In my world, the House and the Senate would consist of men and women of great character, unblemished by outside factions, money, influence, and they would be chosen from equitably-adjusted districts (no Gerrymandering). Men like Mitch McConnell would never have so much power as to become anointed bullies, and the House would be devoid of special-interest caucuses capable of threatening leadership with unreasonable demands at the peril of legislative defeat.
My vote in 2020 will be for the man or woman I believe has the best chance of rising to the challenge of my impossible formula, and for state legislators who will fight the good fight against Gerrymandering.
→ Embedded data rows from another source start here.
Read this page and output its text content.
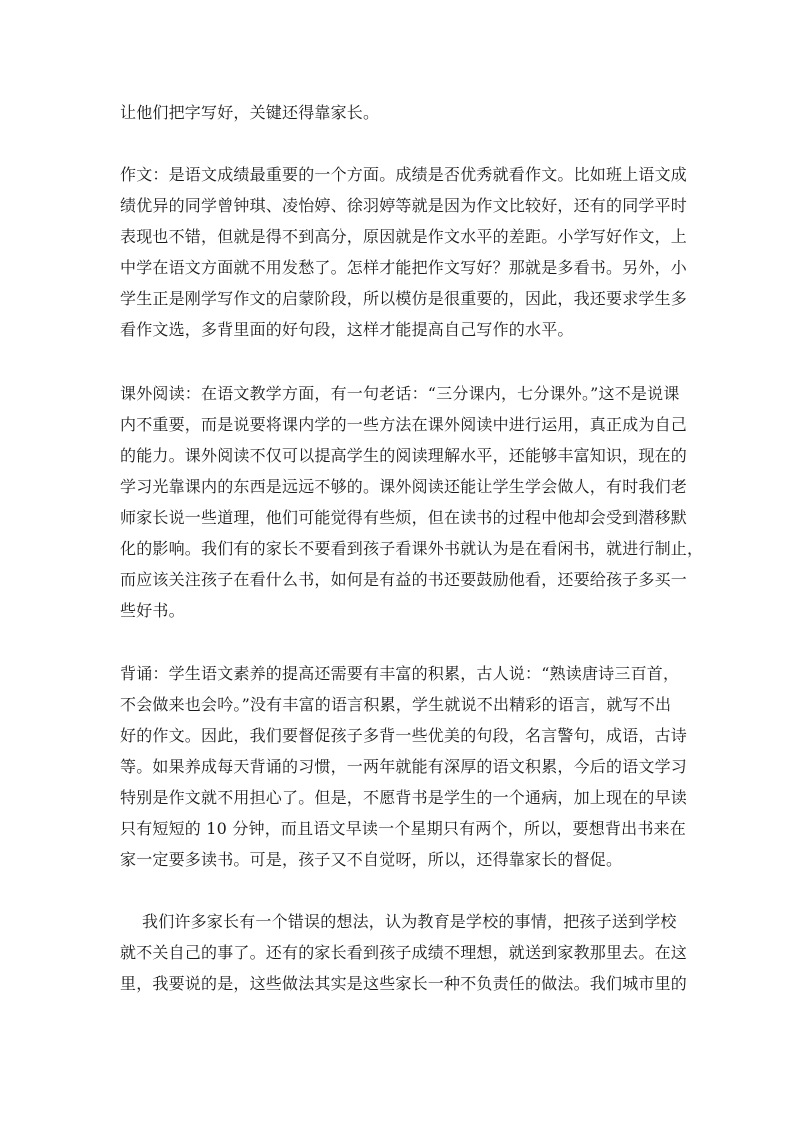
让他们把字写好，关键还得靠家长。
作文：是语文成绩最重要的一个方面。成绩是否优秀就看作文。比如班上语文成
绩优异的同学曾钟琪、凌怡婷、徐羽婷等就是因为作文比较好，还有的同学平时
表现也不错，但就是得不到高分，原因就是作文水平的差距。小学写好作文，上
中学在语文方面就不用发愁了。怎样才能把作文写好？那就是多看书。另外，小
学生正是刚学写作文的启蒙阶段，所以模仿是很重要的，因此，我还要求学生多
看作文选，多背里面的好句段，这样才能提高自己写作的水平。
课外阅读：在语文教学方面，有一句老话：“三分课内，七分课外。”这不是说课
内不重要，而是说要将课内学的一些方法在课外阅读中进行运用，真正成为自己
的能力。课外阅读不仅可以提高学生的阅读理解水平，还能够丰富知识，现在的
学习光靠课内的东西是远远不够的。课外阅读还能让学生学会做人，有时我们老
师家长说一些道理，他们可能觉得有些烦，但在读书的过程中他却会受到潜移默
化的影响。我们有的家长不要看到孩子看课外书就认为是在看闲书，就进行制止，
而应该关注孩子在看什么书，如何是有益的书还要鼓励他看，还要给孩子多买一
些好书。
背诵：学生语文素养的提高还需要有丰富的积累，古人说：“熟读唐诗三百首，
不会做来也会吟。”没有丰富的语言积累，学生就说不出精彩的语言，就写不出
好的作文。因此，我们要督促孩子多背一些优美的句段，名言警句，成语，古诗
等。如果养成每天背诵的习惯，一两年就能有深厚的语文积累，今后的语文学习
特别是作文就不用担心了。但是，不愿背书是学生的一个通病，加上现在的早读
只有短短的 10 分钟，而且语文早读一个星期只有两个，所以，要想背出书来在
家一定要多读书。可是，孩子又不自觉呀，所以，还得靠家长的督促。
我们许多家长有一个错误的想法，认为教育是学校的事情，把孩子送到学校
就不关自己的事了。还有的家长看到孩子成绩不理想，就送到家教那里去。在这
里，我要说的是，这些做法其实是这些家长一种不负责任的做法。我们城市里的
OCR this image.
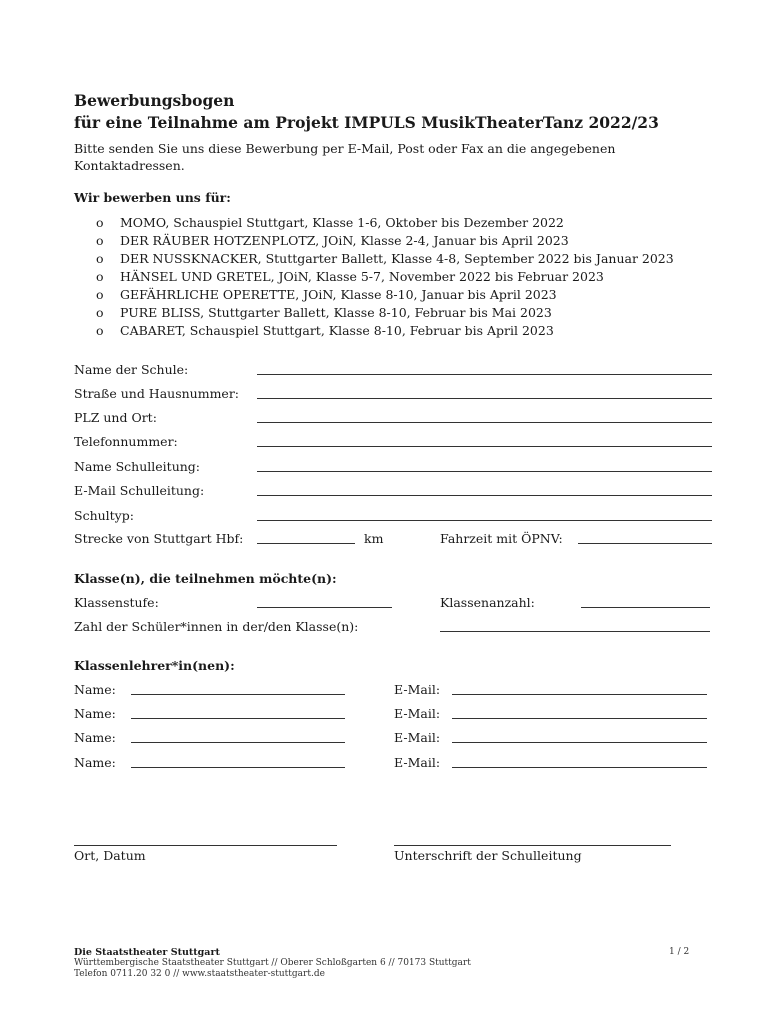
Bewerbungsbogen
für eine Teilnahme am Projekt IMPULS MusikTheaterTanz 2022/23
Bitte senden Sie uns diese Bewerbung per E-Mail, Post oder Fax an die angegebenen
Kontaktadressen.
Wir bewerben uns für:
o MOMO, Schauspiel Stuttgart, Klasse 1-6, Oktober bis Dezember 2022
o DER RÄUBER HOTZENPLOTZ, JOiN, Klasse 2-4, Januar bis April 2023
o DER NUSSKNACKER, Stuttgarter Ballett, Klasse 4-8, September 2022 bis Januar 2023
o HÄNSEL UND GRETEL, JOiN, Klasse 5-7, November 2022 bis Februar 2023
o GEFÄHRLICHE OPERETTE, JOiN, Klasse 8-10, Januar bis April 2023
o PURE BLISS, Stuttgarter Ballett, Klasse 8-10, Februar bis Mai 2023
o CABARET, Schauspiel Stuttgart, Klasse 8-10, Februar bis April 2023
Name der Schule:
Straße und Hausnummer:
PLZ und Ort:
Telefonnummer:
Name Schulleitung:
E-Mail Schulleitung:
Schultyp:
Strecke von Stuttgart Hbf:	km	Fahrzeit mit ÖPNV:
Klasse(n), die teilnehmen möchte(n):
Klassenstufe:	Klassenanzahl:
Zahl der Schüler*innen in der/den Klasse(n):
Klassenlehrer*in(nen):
Name:	E-Mail:
Name:	E-Mail:
Name:	E-Mail:
Name:	E-Mail:
Ort, Datum	Unterschrift der Schulleitung
Die Staatstheater Stuttgart
Württembergische Staatstheater Stuttgart // Oberer Schloßgarten 6 // 70173 Stuttgart
Telefon 0711.20 32 0 // www.staatstheater-stuttgart.de
1 / 2
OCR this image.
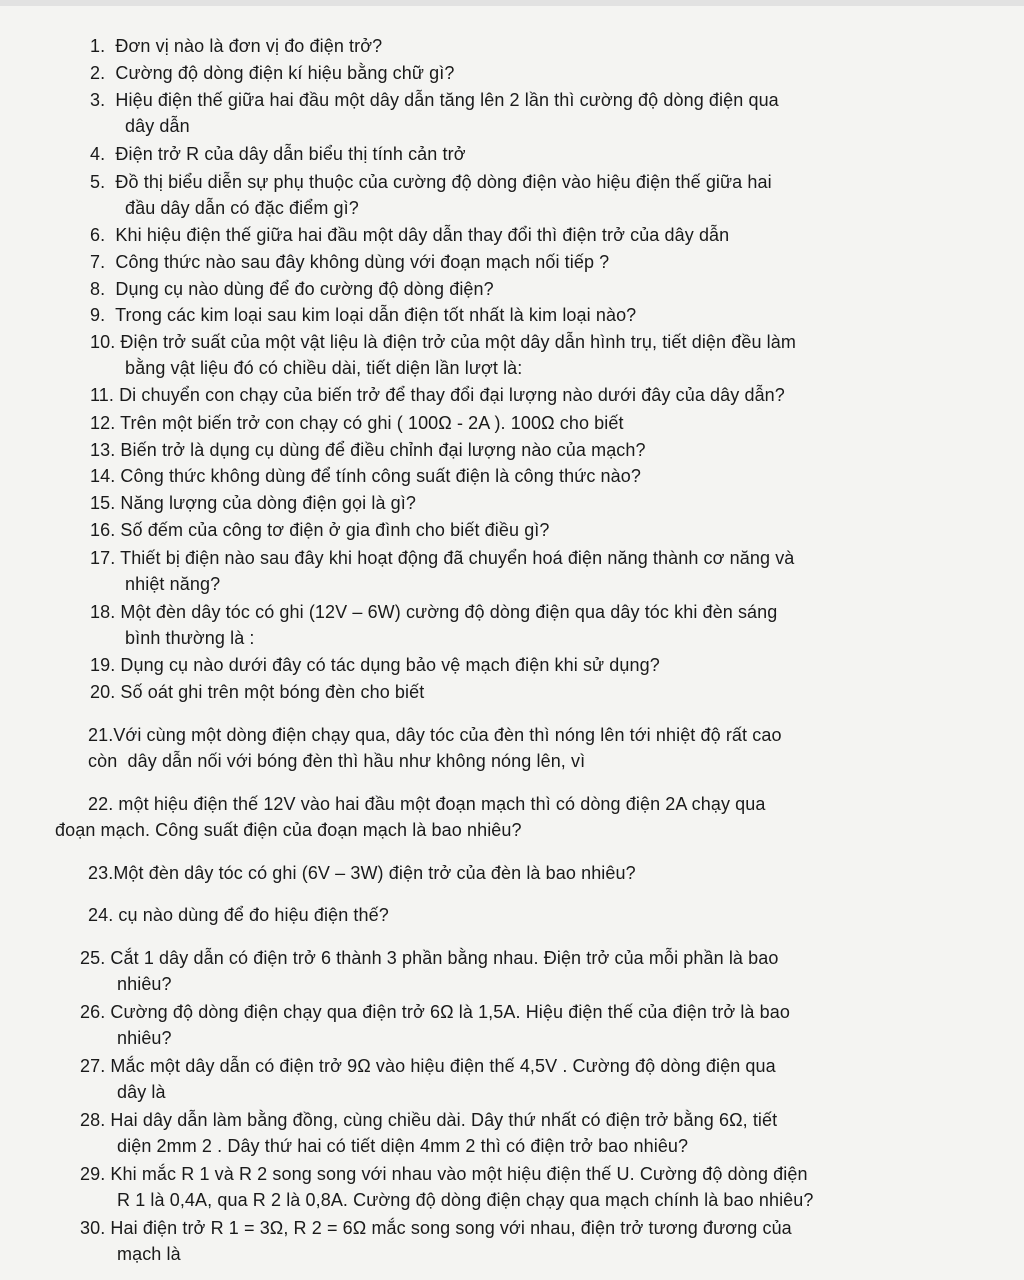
1.  Đơn vị nào là đơn vị đo điện trở?
2.  Cường độ dòng điện kí hiệu bằng chữ gì?
3.  Hiệu điện thế giữa hai đầu một dây dẫn tăng lên 2 lần thì cường độ dòng điện qua
dây dẫn
4.  Điện trở R của dây dẫn biểu thị tính cản trở
5.  Đồ thị biểu diễn sự phụ thuộc của cường độ dòng điện vào hiệu điện thế giữa hai
đầu dây dẫn có đặc điểm gì?
6.  Khi hiệu điện thế giữa hai đầu một dây dẫn thay đổi thì điện trở của dây dẫn
7.  Công thức nào sau đây không dùng với đoạn mạch nối tiếp ?
8.  Dụng cụ nào dùng để đo cường độ dòng điện?
9.  Trong các kim loại sau kim loại dẫn điện tốt nhất là kim loại nào?
10. Điện trở suất của một vật liệu là điện trở của một dây dẫn hình trụ, tiết diện đều làm
bằng vật liệu đó có chiều dài, tiết diện lần lượt là:
11. Di chuyển con chạy của biến trở để thay đổi đại lượng nào dưới đây của dây dẫn?
12. Trên một biến trở con chạy có ghi ( 100Ω - 2A ). 100Ω cho biết
13. Biến trở là dụng cụ dùng để điều chỉnh đại lượng nào của mạch?
14. Công thức không dùng để tính công suất điện là công thức nào?
15. Năng lượng của dòng điện gọi là gì?
16. Số đếm của công tơ điện ở gia đình cho biết điều gì?
17. Thiết bị điện nào sau đây khi hoạt động đã chuyển hoá điện năng thành cơ năng và
nhiệt năng?
18. Một đèn dây tóc có ghi (12V – 6W) cường độ dòng điện qua dây tóc khi đèn sáng
bình thường là :
19. Dụng cụ nào dưới đây có tác dụng bảo vệ mạch điện khi sử dụng?
20. Số oát ghi trên một bóng đèn cho biết
21.Với cùng một dòng điện chạy qua, dây tóc của đèn thì nóng lên tới nhiệt độ rất cao
còn  dây dẫn nối với bóng đèn thì hầu như không nóng lên, vì
22. một hiệu điện thế 12V vào hai đầu một đoạn mạch thì có dòng điện 2A chạy qua
đoạn mạch. Công suất điện của đoạn mạch là bao nhiêu?
23.Một đèn dây tóc có ghi (6V – 3W) điện trở của đèn là bao nhiêu?
24. cụ nào dùng để đo hiệu điện thế?
25. Cắt 1 dây dẫn có điện trở 6 thành 3 phần bằng nhau. Điện trở của mỗi phần là bao
nhiêu?
26. Cường độ dòng điện chạy qua điện trở 6Ω là 1,5A. Hiệu điện thế của điện trở là bao
nhiêu?
27. Mắc một dây dẫn có điện trở 9Ω vào hiệu điện thế 4,5V . Cường độ dòng điện qua
dây là
28. Hai dây dẫn làm bằng đồng, cùng chiều dài. Dây thứ nhất có điện trở bằng 6Ω, tiết
diện 2mm 2 . Dây thứ hai có tiết diện 4mm 2 thì có điện trở bao nhiêu?
29. Khi mắc R 1 và R 2 song song với nhau vào một hiệu điện thế U. Cường độ dòng điện
R 1 là 0,4A, qua R 2 là 0,8A. Cường độ dòng điện chạy qua mạch chính là bao nhiêu?
30. Hai điện trở R 1 = 3Ω, R 2 = 6Ω mắc song song với nhau, điện trở tương đương của
mạch là
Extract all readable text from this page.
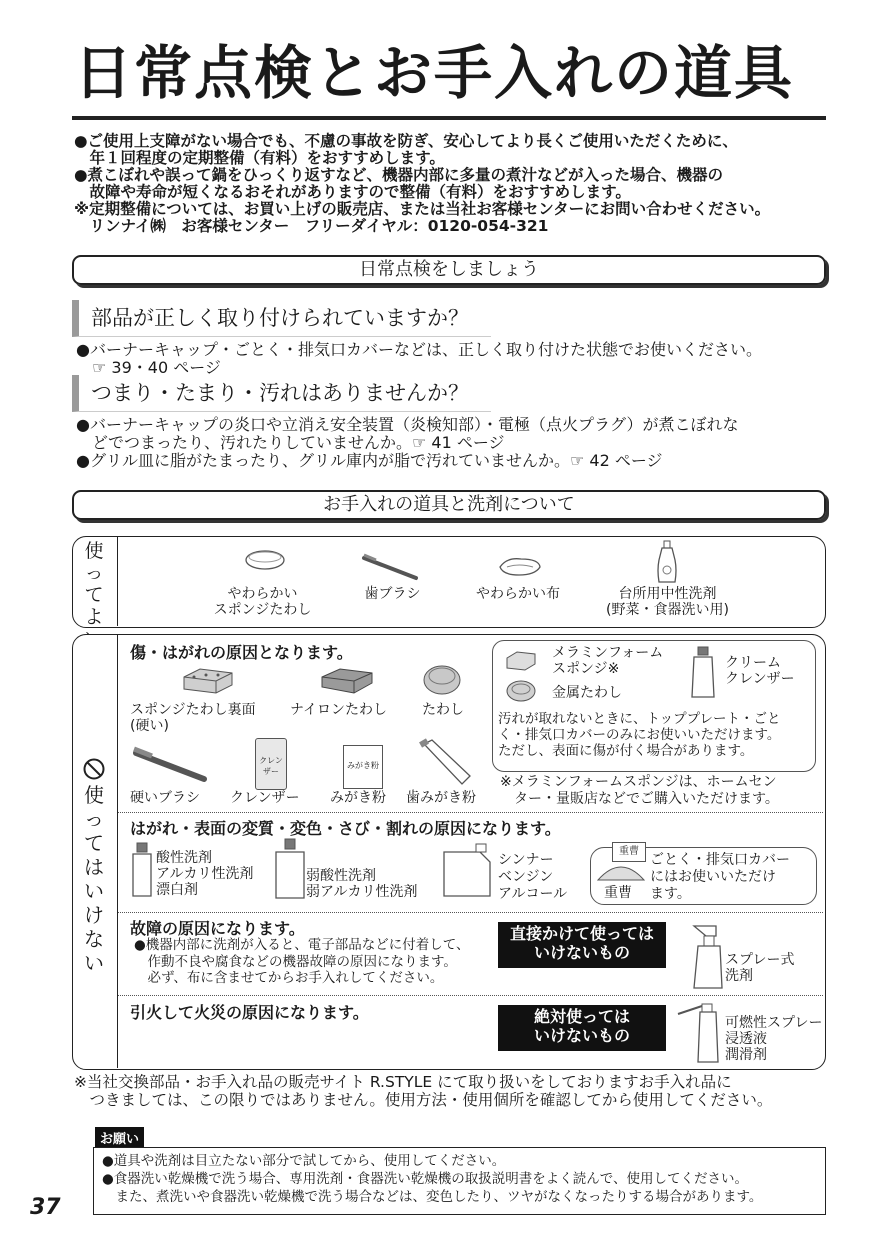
日常点検とお手入れの道具

●ご使用上支障がない場合でも、不慮の事故を防ぎ、安心してより長くご使用いただくために、

　年１回程度の定期整備（有料）をおすすめします。

●煮こぼれや誤って鍋をひっくり返すなど、機器内部に多量の煮汁などが入った場合、機器の

　故障や寿命が短くなるおそれがありますので整備（有料）をおすすめします。

※定期整備については、お買い上げの販売店、または当社お客様センターにお問い合わせください。

　リンナイ㈱　お客様センター　フリーダイヤル：0120-054-321

日常点検をしましょう
部品が正しく取り付けられていますか？

●バーナーキャップ・ごとく・排気口カバーなどは、正しく取り付けた状態でお使いください。

　☞ 39・40 ページ

つまり・たまり・汚れはありませんか？

●バーナーキャップの炎口や立消え安全装置（炎検知部）・電極（点火プラグ）が煮こぼれな

　どでつまったり、汚れたりしていませんか。☞ 41 ページ

●グリル皿に脂がたまったり、グリル庫内が脂で汚れていませんか。☞ 42 ページ

お手入れの道具と洗剤について
使
っ
て
よ
やわらかい
スポンジたわし
歯ブラシ	やわらかい布	台所用中性洗剤
(野菜・食器洗い用)
使
っ
て
は
い
け
な
い
傷・はがれの原因となります。
スポンジたわし裏面
(硬い)
ナイロンたわし たわし
クレンザー
みがき粉
硬いブラシ クレンザー みがき粉 歯みがき粉
メラミンフォーム
スポンジ※
金属たわし
クリーム
クレンザー
汚れが取れないときに、トッププレート・ごと
く・排気口カバーのみにお使いいただけます。
ただし、表面に傷が付く場合があります。
※メラミンフォームスポンジは、ホームセン
　ター・量販店などでご購入いただけます。
はがれ・表面の変質・変色・さび・割れの原因になります。
酸性洗剤
アルカリ性洗剤
漂白剤
弱酸性洗剤
弱アルカリ性洗剤
シンナー
ベンジン
アルコール
重曹
重曹
ごとく・排気口カバー
にはお使いいただけ
ます。
故障の原因になります。
●機器内部に洗剤が入ると、電子部品などに付着して、
　作動不良や腐食などの機器故障の原因になります。
　必ず、布に含ませてからお手入れしてください。
直接かけて使っては
いけないもの	スプレー式
洗剤
引火して火災の原因になります。	絶対使っては
いけないもの
可燃性スプレー
浸透液
潤滑剤
※当社交換部品・お手入れ品の販売サイト R.STYLE にて取り扱いをしておりますお手入れ品に
　つきましては、この限りではありません。使用方法・使用個所を確認してから使用してください。
お願い

●道具や洗剤は目立たない部分で試してから、使用してください。

●食器洗い乾燥機で洗う場合、専用洗剤・食器洗い乾燥機の取扱説明書をよく読んで、使用してください。

　また、煮洗いや食器洗い乾燥機で洗う場合などは、変色したり、ツヤがなくなったりする場合があります。

37
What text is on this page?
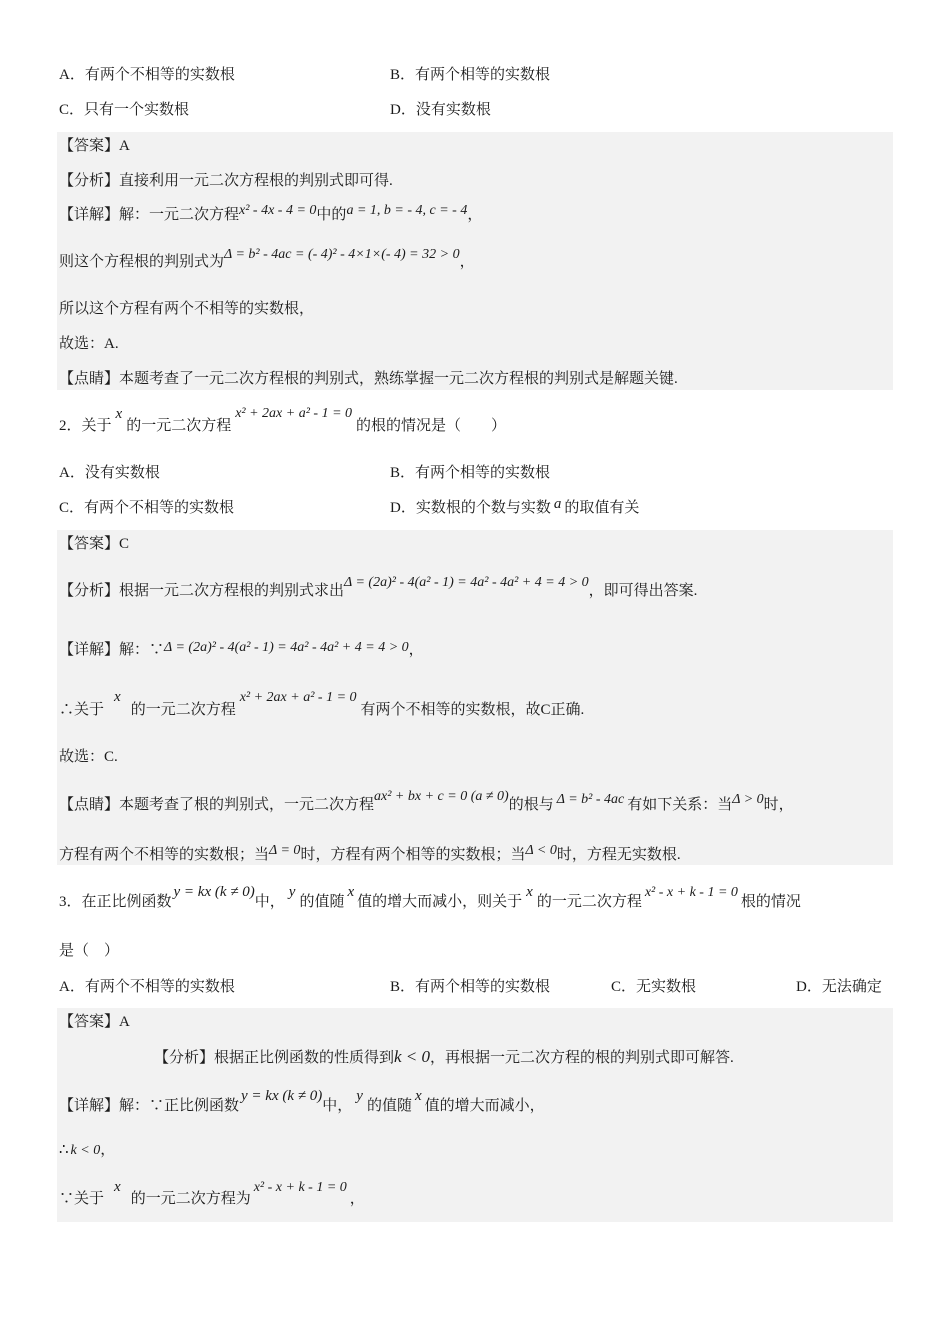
A．有两个不相等的实数根	B．有两个相等的实数根
C．只有一个实数根	D．没有实数根
【答案】A
【分析】直接利用一元二次方程根的判别式即可得.
【详解】解：一元二次方程x² - 4x - 4 = 0中的a = 1, b = - 4, c = - 4，
则这个方程根的判别式为Δ = b² - 4ac = (- 4)² - 4×1×(- 4) = 32 > 0，
所以这个方程有两个不相等的实数根，
故选：A.
【点睛】本题考查了一元二次方程根的判别式，熟练掌握一元二次方程根的判别式是解题关键.
2．关于x的一元二次方程x² + 2ax + a² - 1 = 0的根的情况是（　　）
A．没有实数根	B．有两个相等的实数根
C．有两个不相等的实数根	D．实数根的个数与实数 a 的取值有关
【答案】C
【分析】根据一元二次方程根的判别式求出Δ = (2a)² - 4(a² - 1) = 4a² - 4a² + 4 = 4 > 0，即可得出答案.
【详解】解：∵Δ = (2a)² - 4(a² - 1) = 4a² - 4a² + 4 = 4 > 0，
∴关于x的一元二次方程x² + 2ax + a² - 1 = 0有两个不相等的实数根，故C正确.
故选：C.
【点睛】本题考查了根的判别式，一元二次方程ax² + bx + c = 0 (a ≠ 0)的根与 Δ = b² - 4ac 有如下关系：当Δ > 0时，
方程有两个不相等的实数根；当Δ = 0时，方程有两个相等的实数根；当Δ < 0时，方程无实数根.
3．在正比例函数y = kx (k ≠ 0)中，y的值随x值的增大而减小，则关于x的一元二次方程x² - x + k - 1 = 0根的情况
是（　）
A．有两个不相等的实数根	B．有两个相等的实数根	C．无实数根	D．无法确定
【答案】A
【分析】根据正比例函数的性质得到k < 0，再根据一元二次方程的根的判别式即可解答.
【详解】解：∵正比例函数y = kx (k ≠ 0)中，y的值随x值的增大而减小，
∴ k < 0，
∵关于x的一元二次方程为x² - x + k - 1 = 0，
Only when factional corruption is checked and balance is achieved will the Constitutional processes envisioned by the Founders regain control of a ship that is headed ever closer to the dragons.
Hamilton, in reply to my blue-sky dreams would say again (as he wrote in 1788):
“If mankind were to resolve to agree in no institution of government, until every part of it had been adjusted to the most exact standard of perfection, society would soon become a general scene of anarchy, and the world a desert. Where is the standard of perfection to be found? Who will undertake to unite the discordant opinions of a whole community, in the same judgment of it; and to prevail upon one conceited projector to renounce his INFALLIBLE criterion for the FALLIBLE criterion of his more CONCEITED NEIGHBOR?”
I believe we can find such people to undertake the job of changing our course, and I believe we can overcome the conceited projectors--the false captains--who threaten the future of our our children and our nation.